強い絆を心にお別れ会〜甲子第6仮設団地、苦楽を共に6年

2017/04/04|カテゴリー:復興釜石新聞 地域

食事や歓談、歌やダンスを楽しみ、最後の思い出を作る住民ら

食事や歓談、歌やダンスを楽しみ、最後の思い出を作る住民ら

 

 釜石市甲子町松倉の新日鉄住金釜石サッカー場にある「甲子町第6仮設団地」(138戸)が仮設住宅の集約に伴い来月末で閉鎖されるのを前に、25日、住民や元住民らによるお別れ会が中妻公民館で開かれた。
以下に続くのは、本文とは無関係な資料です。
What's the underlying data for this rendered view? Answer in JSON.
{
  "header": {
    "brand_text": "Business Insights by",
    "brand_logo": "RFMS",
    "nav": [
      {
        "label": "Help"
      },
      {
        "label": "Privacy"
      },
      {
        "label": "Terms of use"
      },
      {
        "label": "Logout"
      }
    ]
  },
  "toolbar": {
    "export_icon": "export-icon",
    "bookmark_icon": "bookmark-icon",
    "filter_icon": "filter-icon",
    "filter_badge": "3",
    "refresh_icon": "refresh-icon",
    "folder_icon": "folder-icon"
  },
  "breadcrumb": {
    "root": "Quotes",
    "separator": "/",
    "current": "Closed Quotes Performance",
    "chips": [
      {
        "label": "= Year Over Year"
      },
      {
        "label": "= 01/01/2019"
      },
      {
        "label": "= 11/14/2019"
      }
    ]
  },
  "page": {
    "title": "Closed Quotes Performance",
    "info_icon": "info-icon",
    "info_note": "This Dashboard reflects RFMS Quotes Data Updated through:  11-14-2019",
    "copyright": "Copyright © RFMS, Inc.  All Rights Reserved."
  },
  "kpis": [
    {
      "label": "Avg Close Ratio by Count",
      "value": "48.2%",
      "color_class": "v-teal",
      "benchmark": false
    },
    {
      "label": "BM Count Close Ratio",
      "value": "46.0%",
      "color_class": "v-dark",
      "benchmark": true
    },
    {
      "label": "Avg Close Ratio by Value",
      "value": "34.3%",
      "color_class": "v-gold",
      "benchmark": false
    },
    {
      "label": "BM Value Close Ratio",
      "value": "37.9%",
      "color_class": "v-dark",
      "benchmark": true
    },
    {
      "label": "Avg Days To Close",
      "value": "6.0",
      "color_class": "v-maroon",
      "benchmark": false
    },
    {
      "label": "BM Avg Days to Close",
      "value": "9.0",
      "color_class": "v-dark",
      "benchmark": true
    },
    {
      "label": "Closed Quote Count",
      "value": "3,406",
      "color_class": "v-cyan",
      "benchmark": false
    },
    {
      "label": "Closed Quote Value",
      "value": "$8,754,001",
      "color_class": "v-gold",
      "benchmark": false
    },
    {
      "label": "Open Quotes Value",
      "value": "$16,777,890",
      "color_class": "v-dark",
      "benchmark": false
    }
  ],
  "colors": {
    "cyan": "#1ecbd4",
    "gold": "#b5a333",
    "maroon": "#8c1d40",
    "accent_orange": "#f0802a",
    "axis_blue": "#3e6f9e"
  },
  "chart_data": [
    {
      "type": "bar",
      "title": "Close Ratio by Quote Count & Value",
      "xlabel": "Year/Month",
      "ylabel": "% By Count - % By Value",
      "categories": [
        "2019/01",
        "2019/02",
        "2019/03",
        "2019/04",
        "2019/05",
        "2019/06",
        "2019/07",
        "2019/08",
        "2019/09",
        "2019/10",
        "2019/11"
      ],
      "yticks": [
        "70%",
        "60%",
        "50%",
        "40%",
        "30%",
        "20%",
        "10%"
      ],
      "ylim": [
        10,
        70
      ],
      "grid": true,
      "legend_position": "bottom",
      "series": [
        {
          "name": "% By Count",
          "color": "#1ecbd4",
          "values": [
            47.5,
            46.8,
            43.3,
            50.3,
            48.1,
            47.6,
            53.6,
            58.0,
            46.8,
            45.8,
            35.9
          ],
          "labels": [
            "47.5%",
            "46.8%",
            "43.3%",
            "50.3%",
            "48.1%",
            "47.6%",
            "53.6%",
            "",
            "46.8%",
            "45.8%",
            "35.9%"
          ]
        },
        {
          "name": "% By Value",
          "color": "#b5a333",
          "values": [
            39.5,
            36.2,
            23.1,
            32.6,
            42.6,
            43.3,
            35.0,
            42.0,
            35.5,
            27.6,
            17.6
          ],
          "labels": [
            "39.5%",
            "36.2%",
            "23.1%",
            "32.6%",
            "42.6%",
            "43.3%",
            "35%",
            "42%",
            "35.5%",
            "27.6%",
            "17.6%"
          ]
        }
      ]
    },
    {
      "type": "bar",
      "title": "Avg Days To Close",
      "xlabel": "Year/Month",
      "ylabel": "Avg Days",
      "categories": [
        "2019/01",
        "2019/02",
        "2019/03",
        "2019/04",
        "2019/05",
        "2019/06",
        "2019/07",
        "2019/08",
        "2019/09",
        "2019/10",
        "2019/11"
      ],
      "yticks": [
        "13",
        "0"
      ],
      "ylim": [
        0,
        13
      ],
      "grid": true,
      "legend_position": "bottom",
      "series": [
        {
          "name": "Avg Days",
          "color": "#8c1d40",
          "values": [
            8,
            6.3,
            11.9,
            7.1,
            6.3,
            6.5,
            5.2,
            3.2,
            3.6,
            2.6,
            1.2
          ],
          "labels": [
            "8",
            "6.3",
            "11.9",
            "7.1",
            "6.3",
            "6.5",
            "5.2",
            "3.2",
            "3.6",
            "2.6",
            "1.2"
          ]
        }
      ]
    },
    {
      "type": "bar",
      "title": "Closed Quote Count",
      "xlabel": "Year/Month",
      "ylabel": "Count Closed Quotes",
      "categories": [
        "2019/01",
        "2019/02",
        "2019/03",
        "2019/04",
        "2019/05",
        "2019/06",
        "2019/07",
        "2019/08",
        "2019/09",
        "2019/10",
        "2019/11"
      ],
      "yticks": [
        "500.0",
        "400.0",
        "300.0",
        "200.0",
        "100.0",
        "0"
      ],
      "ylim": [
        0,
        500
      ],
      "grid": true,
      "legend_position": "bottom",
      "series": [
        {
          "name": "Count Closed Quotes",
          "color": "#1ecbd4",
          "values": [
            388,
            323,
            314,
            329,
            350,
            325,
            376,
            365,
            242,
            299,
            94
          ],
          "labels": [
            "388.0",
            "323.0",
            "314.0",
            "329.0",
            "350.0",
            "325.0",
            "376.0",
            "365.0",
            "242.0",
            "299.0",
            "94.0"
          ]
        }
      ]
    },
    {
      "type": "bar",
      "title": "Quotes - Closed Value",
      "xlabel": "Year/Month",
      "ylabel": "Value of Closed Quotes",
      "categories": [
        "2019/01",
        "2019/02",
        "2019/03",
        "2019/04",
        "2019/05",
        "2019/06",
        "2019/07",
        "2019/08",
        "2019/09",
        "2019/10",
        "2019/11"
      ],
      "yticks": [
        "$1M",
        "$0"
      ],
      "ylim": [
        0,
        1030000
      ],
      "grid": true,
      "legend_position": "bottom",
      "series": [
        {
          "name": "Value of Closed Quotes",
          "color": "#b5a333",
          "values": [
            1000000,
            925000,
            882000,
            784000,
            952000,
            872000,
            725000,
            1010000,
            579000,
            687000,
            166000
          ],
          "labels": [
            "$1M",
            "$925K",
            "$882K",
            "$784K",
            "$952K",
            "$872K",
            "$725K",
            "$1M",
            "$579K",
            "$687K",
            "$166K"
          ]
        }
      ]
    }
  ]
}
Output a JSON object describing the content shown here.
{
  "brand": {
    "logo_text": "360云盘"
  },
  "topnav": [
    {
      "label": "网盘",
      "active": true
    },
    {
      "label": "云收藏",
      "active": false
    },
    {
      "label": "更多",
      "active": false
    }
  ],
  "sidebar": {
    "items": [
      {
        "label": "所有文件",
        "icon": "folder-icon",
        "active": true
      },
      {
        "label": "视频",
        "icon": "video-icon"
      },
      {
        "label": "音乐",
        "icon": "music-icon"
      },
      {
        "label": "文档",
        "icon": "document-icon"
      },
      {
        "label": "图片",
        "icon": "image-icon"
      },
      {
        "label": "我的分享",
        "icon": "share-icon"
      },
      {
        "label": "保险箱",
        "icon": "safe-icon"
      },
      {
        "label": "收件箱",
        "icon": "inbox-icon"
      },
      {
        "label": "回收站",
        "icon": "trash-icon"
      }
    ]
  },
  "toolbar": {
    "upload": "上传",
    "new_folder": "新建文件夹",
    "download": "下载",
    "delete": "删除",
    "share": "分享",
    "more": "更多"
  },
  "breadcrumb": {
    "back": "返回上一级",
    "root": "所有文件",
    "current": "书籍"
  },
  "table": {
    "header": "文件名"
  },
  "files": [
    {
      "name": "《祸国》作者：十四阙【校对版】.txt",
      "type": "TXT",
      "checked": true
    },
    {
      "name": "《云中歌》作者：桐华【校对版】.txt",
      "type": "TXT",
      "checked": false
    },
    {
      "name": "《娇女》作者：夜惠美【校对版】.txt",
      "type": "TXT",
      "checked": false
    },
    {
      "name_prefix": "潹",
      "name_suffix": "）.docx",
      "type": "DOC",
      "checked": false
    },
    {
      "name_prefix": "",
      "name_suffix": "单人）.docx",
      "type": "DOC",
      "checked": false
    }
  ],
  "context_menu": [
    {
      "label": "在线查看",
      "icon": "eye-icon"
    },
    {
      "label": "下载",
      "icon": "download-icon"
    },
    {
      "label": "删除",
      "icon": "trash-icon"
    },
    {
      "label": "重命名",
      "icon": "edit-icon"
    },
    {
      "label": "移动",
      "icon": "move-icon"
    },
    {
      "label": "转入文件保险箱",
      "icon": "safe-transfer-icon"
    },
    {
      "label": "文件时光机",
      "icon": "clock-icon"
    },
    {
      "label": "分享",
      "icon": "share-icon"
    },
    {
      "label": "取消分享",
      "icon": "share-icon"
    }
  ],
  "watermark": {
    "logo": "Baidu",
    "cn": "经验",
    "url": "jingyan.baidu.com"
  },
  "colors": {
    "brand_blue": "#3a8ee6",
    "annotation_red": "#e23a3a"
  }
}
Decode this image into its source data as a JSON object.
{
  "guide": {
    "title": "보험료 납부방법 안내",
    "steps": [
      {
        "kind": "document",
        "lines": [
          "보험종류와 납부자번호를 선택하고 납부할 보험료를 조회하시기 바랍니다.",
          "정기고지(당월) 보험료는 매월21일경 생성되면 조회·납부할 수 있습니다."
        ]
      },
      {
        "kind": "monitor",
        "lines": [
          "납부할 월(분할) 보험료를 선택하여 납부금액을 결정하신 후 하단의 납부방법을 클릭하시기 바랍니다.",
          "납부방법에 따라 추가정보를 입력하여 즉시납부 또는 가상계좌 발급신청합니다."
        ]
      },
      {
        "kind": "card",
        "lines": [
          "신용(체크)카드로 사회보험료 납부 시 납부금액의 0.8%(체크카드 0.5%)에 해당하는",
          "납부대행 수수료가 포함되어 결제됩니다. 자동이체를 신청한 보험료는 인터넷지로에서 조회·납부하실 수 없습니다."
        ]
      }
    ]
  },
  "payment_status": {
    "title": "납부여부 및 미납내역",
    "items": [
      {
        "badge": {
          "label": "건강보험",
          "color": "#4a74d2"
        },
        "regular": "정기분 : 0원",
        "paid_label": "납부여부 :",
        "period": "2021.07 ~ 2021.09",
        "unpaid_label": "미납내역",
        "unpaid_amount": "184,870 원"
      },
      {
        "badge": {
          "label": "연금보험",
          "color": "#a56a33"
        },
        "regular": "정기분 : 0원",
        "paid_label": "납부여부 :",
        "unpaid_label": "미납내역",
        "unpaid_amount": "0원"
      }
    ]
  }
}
震災後の避難生活で苦楽を共にしてきた住民らは、団地で育んだ強い絆を心に刻み別れを惜しんだ。

 

 お別れ会は同団地自治会(佐々木忠会長)が企画し、約60人が出席。佐々木会長は「自宅再建や復興住宅への入居で空き室が目立つようになり、心寂しい思いがする。思い出を語り合い、楽しく過ごしてほしい」とあいさつした。

 

 同団地自治会は盆踊りやクリスマス会、温泉バスツアーなど各種交流活動で住民同士が顔を合わせる機会を増やし、日常の支え合いや孤立防止につなげてきた。会に出席した支援団体の代表からは積極的な住民活動をたたえる声が多く聞かれ、「団地で培った経験を新たな環境でも生かしてほしい」と激励の言葉が送られた。

 

 2011年7月に完成した同団地は全戸入居した時期もあるが、現在は30世帯ほどに減少。集約後は、近く完成する復興住宅に入居する人、土地造成を待って他の仮設住宅に移る人などそれぞれの一歩を踏み出す。

 

 地元浜町での自宅再建を目指す女性(80)は天神町仮設に移ることになり、「みんなと仲良く暮らしてきたので離れがたい。慣れない所に行くのもあって…」と寂しさをにじませた。昨年5月に集約で松倉の別の仮設から第6仮設に移った片倉賢佐さん(69)は「気さくに受け入れてもらい、ありがたかった。知り合った方々とは今後も交流を続けたい」とし、大町の復興住宅への入居に「新たな気持ちで第2の人生を歩む」と力を込めた。

 

 この日は自宅再建ですでに同団地を”卒業”した人たちも顔をそろえ、同窓会的な雰囲気も。野田町で暮らす佐々木健二さん(69)は「津波で妻を亡くし煮炊きするのも大変だったが、ご近所さんに助けられた。行事にも声がけをいただき、1人でいる時間が少なくて済んだ」と深く感謝。鵜住居町に暮らす前自治会長の幸﨑幸太郎さん(80)も「本当に住みやすい環境だった。皆さんが永住できる場所に早く移れるよう願う。ここでの出会いを忘れず長生きしよう」と仲間の幸せを祈った。